Minör hasarlarda diş minesindeki kalsiyum ve florürü yenileyecek ve dış etkenlere karşı hassasiyetini az altacak restoratif işlemler yapılması yeterlidir. Ciddi hasar durumunda, bir mühürden vazgeçilemez. Kusurun uygunsuz konumu nedeniyle, bu tür dolgular genellikle düşer. En iyi diş klinikleri, dolguyu tutan belirli bir şekle sahip bir delik açarak ve özel esnekliğe sahip bir malzeme kullanarak bu sorunu çözebilir.
Sert doku nekrozu
Dişlerin sert dokularının erken dönemde nekrozu, mine parlaklığının kaybolması ile kendini gösterir, kireçli lekeler oluşur. Hastalık ilerledikçe koyu kahverengiye dönerler. Etkilenen bölgede dokularda yumuşama meydana gelir, mine gücünü kaybeder, hasta dişinin kırıldığından şikayet edebilir. Dentin pigmentasyonu oluşur. Genellikle bir organ değil, aynı anda birkaç organ etkilenir. Dış uyaranlara duyarlılık artar. Esas olarak dişin boynunda, ayrıca kama şeklinde bir kusur ve erozyonda lokalizedir. Ancak benzer semptom ve lezyonlara rağmen deneyimli bir diş hekimi bu hastalıkları birbirinden kolaylıkla ayırt edebilir ve doğru tanıyı koyabilir. Bu patoloji vücuttaki hormonal bozuklukların arka planında ortaya çıkar. Tedavi hedefleniyordiş dokularının güçlendirilmesi, aşırı duyarlılığın (hiperestezi) ortadan kaldırılması ve ciddi hasar durumunda ortopedik tedavi reçete edilir.
Diş yaralanmaları
"Diş yaralanması" kavramı, dişin dış veya iç kısımlarının mekanik doğasına verilen hasarı birleştirir. Oluşma nedenleri düşmeler, spor sırasında çene kemiğine darbeler, kavgalar, kazalar olarak adlandırılabilir. Yabancı cisimler veya katı yiyecekler içeren bir dişe uzun süre maruz kaldığında dokuları incelir ve kırılgan hale gelir. Bu durumda yemek çiğnerken bile sorun çıkabilir.
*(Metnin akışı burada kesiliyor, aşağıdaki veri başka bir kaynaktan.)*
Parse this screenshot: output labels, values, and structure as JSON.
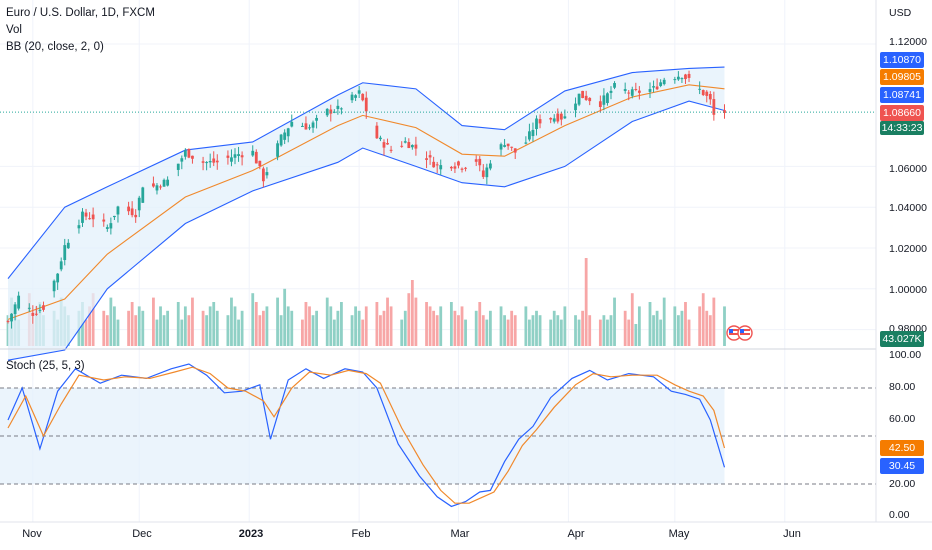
{
  "header": {
    "symbol_title": "Euro / U.S. Dollar, 1D, FXCM",
    "volume_label": "Vol",
    "bb_label": "BB (20, close, 2, 0)",
    "stoch_label": "Stoch (25, 5, 3)",
    "currency": "USD"
  },
  "price_axis": {
    "ticks": [
      "1.12000",
      "1.06000",
      "1.04000",
      "1.02000",
      "1.00000",
      "0.98000"
    ],
    "badges": {
      "bb_upper": "1.10870",
      "bb_basis": "1.09805",
      "bb_lower": "1.08741",
      "last_price": "1.08660",
      "countdown": "14:33:23",
      "volume": "43.027K"
    }
  },
  "stoch_axis": {
    "ticks": [
      "100.00",
      "80.00",
      "60.00",
      "20.00",
      "0.00"
    ],
    "badges": {
      "d": "42.50",
      "k": "30.45"
    }
  },
  "time_axis": [
    "Nov",
    "Dec",
    "2023",
    "Feb",
    "Mar",
    "Apr",
    "May",
    "Jun"
  ],
  "colors": {
    "up": "#26a69a",
    "down": "#ef5350",
    "vol_up": "#8fd0c5",
    "vol_down": "#f7a6a6",
    "bb_band": "#2962ff",
    "bb_basis": "#f0892c",
    "bb_fill": "#e3f0fb",
    "stoch_k": "#2962ff",
    "stoch_d": "#f0892c",
    "stoch_fill": "#e3f0fb",
    "countdown_bg": "#1a7f62"
  },
  "chart_data": [
    {
      "type": "candlestick",
      "title": "Euro / U.S. Dollar, 1D, FXCM",
      "ylabel": "USD",
      "x_range": [
        "2022-10-25",
        "2023-06-15"
      ],
      "ylim": [
        0.975,
        1.125
      ],
      "close_path": [
        [
          "2022-10-25",
          0.984
        ],
        [
          "2022-10-28",
          0.996
        ],
        [
          "2022-11-01",
          0.988
        ],
        [
          "2022-11-04",
          0.991
        ],
        [
          "2022-11-08",
          1.008
        ],
        [
          "2022-11-10",
          1.021
        ],
        [
          "2022-11-15",
          1.036
        ],
        [
          "2022-11-18",
          1.035
        ],
        [
          "2022-11-22",
          1.03
        ],
        [
          "2022-11-25",
          1.04
        ],
        [
          "2022-11-30",
          1.037
        ],
        [
          "2022-12-02",
          1.051
        ],
        [
          "2022-12-05",
          1.05
        ],
        [
          "2022-12-09",
          1.053
        ],
        [
          "2022-12-14",
          1.067
        ],
        [
          "2022-12-19",
          1.062
        ],
        [
          "2022-12-23",
          1.062
        ],
        [
          "2022-12-29",
          1.066
        ],
        [
          "2023-01-02",
          1.067
        ],
        [
          "2023-01-05",
          1.054
        ],
        [
          "2023-01-10",
          1.074
        ],
        [
          "2023-01-13",
          1.082
        ],
        [
          "2023-01-18",
          1.079
        ],
        [
          "2023-01-23",
          1.087
        ],
        [
          "2023-01-26",
          1.088
        ],
        [
          "2023-02-01",
          1.096
        ],
        [
          "2023-02-02",
          1.092
        ],
        [
          "2023-02-06",
          1.074
        ],
        [
          "2023-02-10",
          1.068
        ],
        [
          "2023-02-14",
          1.072
        ],
        [
          "2023-02-17",
          1.069
        ],
        [
          "2023-02-23",
          1.06
        ],
        [
          "2023-02-27",
          1.061
        ],
        [
          "2023-03-02",
          1.06
        ],
        [
          "2023-03-06",
          1.063
        ],
        [
          "2023-03-08",
          1.055
        ],
        [
          "2023-03-10",
          1.063
        ],
        [
          "2023-03-14",
          1.072
        ],
        [
          "2023-03-17",
          1.067
        ],
        [
          "2023-03-20",
          1.072
        ],
        [
          "2023-03-23",
          1.082
        ],
        [
          "2023-03-28",
          1.084
        ],
        [
          "2023-03-31",
          1.084
        ],
        [
          "2023-04-04",
          1.095
        ],
        [
          "2023-04-10",
          1.091
        ],
        [
          "2023-04-14",
          1.099
        ],
        [
          "2023-04-19",
          1.096
        ],
        [
          "2023-04-25",
          1.098
        ],
        [
          "2023-04-28",
          1.103
        ],
        [
          "2023-05-03",
          1.105
        ],
        [
          "2023-05-05",
          1.102
        ],
        [
          "2023-05-09",
          1.096
        ],
        [
          "2023-05-11",
          1.092
        ],
        [
          "2023-05-12",
          1.085
        ],
        [
          "2023-05-15",
          1.0866
        ]
      ],
      "bollinger": {
        "upper": [
          [
            "2022-10-25",
            1.005
          ],
          [
            "2022-11-10",
            1.04
          ],
          [
            "2022-11-22",
            1.05
          ],
          [
            "2022-12-14",
            1.068
          ],
          [
            "2023-01-02",
            1.072
          ],
          [
            "2023-01-26",
            1.095
          ],
          [
            "2023-02-02",
            1.101
          ],
          [
            "2023-02-17",
            1.098
          ],
          [
            "2023-03-02",
            1.08
          ],
          [
            "2023-03-14",
            1.078
          ],
          [
            "2023-03-31",
            1.097
          ],
          [
            "2023-04-19",
            1.106
          ],
          [
            "2023-05-05",
            1.108
          ],
          [
            "2023-05-15",
            1.1087
          ]
        ],
        "basis": [
          [
            "2022-10-25",
            0.985
          ],
          [
            "2022-11-10",
            0.995
          ],
          [
            "2022-11-22",
            1.017
          ],
          [
            "2022-12-14",
            1.045
          ],
          [
            "2023-01-02",
            1.058
          ],
          [
            "2023-01-26",
            1.08
          ],
          [
            "2023-02-02",
            1.085
          ],
          [
            "2023-02-17",
            1.079
          ],
          [
            "2023-03-02",
            1.066
          ],
          [
            "2023-03-14",
            1.065
          ],
          [
            "2023-03-31",
            1.08
          ],
          [
            "2023-04-19",
            1.094
          ],
          [
            "2023-05-05",
            1.1
          ],
          [
            "2023-05-15",
            1.09805
          ]
        ],
        "lower": [
          [
            "2022-10-25",
            0.965
          ],
          [
            "2022-11-10",
            0.97
          ],
          [
            "2022-11-22",
            1.0
          ],
          [
            "2022-12-14",
            1.032
          ],
          [
            "2023-01-02",
            1.048
          ],
          [
            "2023-01-26",
            1.062
          ],
          [
            "2023-02-02",
            1.069
          ],
          [
            "2023-02-17",
            1.06
          ],
          [
            "2023-03-02",
            1.052
          ],
          [
            "2023-03-14",
            1.05
          ],
          [
            "2023-03-31",
            1.06
          ],
          [
            "2023-04-19",
            1.082
          ],
          [
            "2023-05-05",
            1.092
          ],
          [
            "2023-05-15",
            1.08741
          ]
        ]
      },
      "last_price": 1.0866
    },
    {
      "type": "bar",
      "title": "Vol",
      "last_value": "43.027K",
      "relative_volume": [
        0.35,
        0.55,
        0.4,
        0.3,
        0.6,
        0.25,
        0.45,
        0.5,
        0.35,
        0.4,
        0.3,
        0.55,
        0.45,
        0.35,
        0.4,
        0.5,
        0.3,
        0.45,
        0.6,
        0.4,
        0.35,
        0.55,
        0.45,
        0.3,
        0.4,
        0.5,
        0.35,
        0.45,
        0.4,
        0.55,
        0.3,
        0.45,
        0.35,
        0.4,
        0.5,
        0.3,
        0.45,
        0.35,
        0.55,
        0.4,
        0.35,
        0.45,
        0.5,
        0.4,
        0.35,
        0.55,
        0.45,
        0.3,
        0.4,
        0.6,
        0.5,
        0.35,
        0.4,
        0.45,
        0.55,
        0.35,
        0.65,
        0.45,
        0.4,
        0.3,
        0.5,
        0.45,
        0.35,
        0.4,
        0.55,
        0.45,
        0.3,
        0.4,
        0.5,
        0.35,
        0.45,
        0.4,
        0.3,
        0.45,
        0.5,
        0.35,
        0.4,
        0.55,
        0.45,
        0.3,
        0.4,
        0.6,
        0.75,
        0.55,
        0.5,
        0.45,
        0.4,
        0.35,
        0.45,
        0.5,
        0.4,
        0.35,
        0.45,
        0.3,
        0.4,
        0.5,
        0.35,
        0.3,
        0.4,
        0.45,
        0.35,
        0.3,
        0.4,
        0.35,
        0.45,
        0.3,
        0.35,
        0.4,
        0.35,
        0.3,
        0.4,
        0.35,
        0.3,
        0.45,
        0.35,
        0.3,
        0.4,
        1.0,
        0.35,
        0.3,
        0.35,
        0.3
      ]
    },
    {
      "type": "line",
      "title": "Stoch (25, 5, 3)",
      "ylim": [
        0,
        100
      ],
      "guides": [
        80,
        50,
        20
      ],
      "series": [
        {
          "name": "%K",
          "points": [
            [
              "2022-10-25",
              60
            ],
            [
              "2022-10-29",
              80
            ],
            [
              "2022-11-03",
              42
            ],
            [
              "2022-11-08",
              78
            ],
            [
              "2022-11-13",
              92
            ],
            [
              "2022-11-20",
              83
            ],
            [
              "2022-11-26",
              88
            ],
            [
              "2022-12-03",
              86
            ],
            [
              "2022-12-10",
              92
            ],
            [
              "2022-12-15",
              95
            ],
            [
              "2022-12-20",
              88
            ],
            [
              "2022-12-25",
              77
            ],
            [
              "2022-12-30",
              78
            ],
            [
              "2023-01-04",
              82
            ],
            [
              "2023-01-07",
              48
            ],
            [
              "2023-01-12",
              85
            ],
            [
              "2023-01-17",
              92
            ],
            [
              "2023-01-22",
              86
            ],
            [
              "2023-01-28",
              92
            ],
            [
              "2023-02-02",
              90
            ],
            [
              "2023-02-06",
              80
            ],
            [
              "2023-02-12",
              45
            ],
            [
              "2023-02-18",
              25
            ],
            [
              "2023-02-23",
              12
            ],
            [
              "2023-02-27",
              6
            ],
            [
              "2023-03-03",
              9
            ],
            [
              "2023-03-07",
              15
            ],
            [
              "2023-03-10",
              16
            ],
            [
              "2023-03-14",
              34
            ],
            [
              "2023-03-18",
              48
            ],
            [
              "2023-03-22",
              56
            ],
            [
              "2023-03-27",
              74
            ],
            [
              "2023-04-02",
              86
            ],
            [
              "2023-04-07",
              91
            ],
            [
              "2023-04-12",
              85
            ],
            [
              "2023-04-18",
              89
            ],
            [
              "2023-04-25",
              87
            ],
            [
              "2023-04-30",
              78
            ],
            [
              "2023-05-04",
              76
            ],
            [
              "2023-05-08",
              73
            ],
            [
              "2023-05-11",
              60
            ],
            [
              "2023-05-15",
              30.45
            ]
          ]
        },
        {
          "name": "%D",
          "points": [
            [
              "2022-10-25",
              55
            ],
            [
              "2022-10-30",
              75
            ],
            [
              "2022-11-04",
              50
            ],
            [
              "2022-11-09",
              70
            ],
            [
              "2022-11-14",
              88
            ],
            [
              "2022-11-21",
              85
            ],
            [
              "2022-11-27",
              87
            ],
            [
              "2022-12-04",
              86
            ],
            [
              "2022-12-11",
              90
            ],
            [
              "2022-12-16",
              93
            ],
            [
              "2022-12-21",
              89
            ],
            [
              "2022-12-26",
              80
            ],
            [
              "2022-12-31",
              78
            ],
            [
              "2023-01-05",
              72
            ],
            [
              "2023-01-08",
              62
            ],
            [
              "2023-01-13",
              80
            ],
            [
              "2023-01-18",
              90
            ],
            [
              "2023-01-24",
              88
            ],
            [
              "2023-01-29",
              91
            ],
            [
              "2023-02-03",
              89
            ],
            [
              "2023-02-07",
              83
            ],
            [
              "2023-02-13",
              55
            ],
            [
              "2023-02-19",
              32
            ],
            [
              "2023-02-24",
              16
            ],
            [
              "2023-02-28",
              8
            ],
            [
              "2023-03-04",
              8
            ],
            [
              "2023-03-08",
              12
            ],
            [
              "2023-03-11",
              15
            ],
            [
              "2023-03-15",
              28
            ],
            [
              "2023-03-19",
              44
            ],
            [
              "2023-03-23",
              54
            ],
            [
              "2023-03-28",
              68
            ],
            [
              "2023-04-03",
              82
            ],
            [
              "2023-04-08",
              89
            ],
            [
              "2023-04-13",
              87
            ],
            [
              "2023-04-19",
              88
            ],
            [
              "2023-04-26",
              88
            ],
            [
              "2023-05-01",
              82
            ],
            [
              "2023-05-05",
              78
            ],
            [
              "2023-05-09",
              75
            ],
            [
              "2023-05-12",
              66
            ],
            [
              "2023-05-15",
              42.5
            ]
          ]
        }
      ]
    }
  ]
}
Diş yaralanmaları, düşük kaliteli pim yerleştirme gibi uygun olmayan diş prosedürlerinin sonucu olabilir. Hipoplazi, florozis, servikal çürük, kök kisti gibi bazı hastalıklar da hasara yol açabilir. Yaralanmalar arasında kuron veya kök kırıkları, çıkık, dişte morarma yer alır. Bir çürüğün tedavisi, hastalıklı organ üzerindeki fiziksel etkinin dışlanmasına, katı yiyeceklerin reddedilmesine dayanır. Çıkık tedavisinde diş, daha fazla aşılama için deliğe geri döndürülür. Böyle bir operasyonun beklentisi yoksa diş hekimine göre protez veya implantasyon yapılır. Bir kuron kırığı, sadece çiğneme fonksiyonlarını değil, aynı zamanda özellikle ön dişler hasar görmüşse estetik bir görünümü de geri kazandırmak için acil tedavi gerektirir. Bu durumda, sabit kronlar kurulur. Kök kırıkları genellikle bir post veya implant yerleştirmek için tam diş çekimi gerektirir.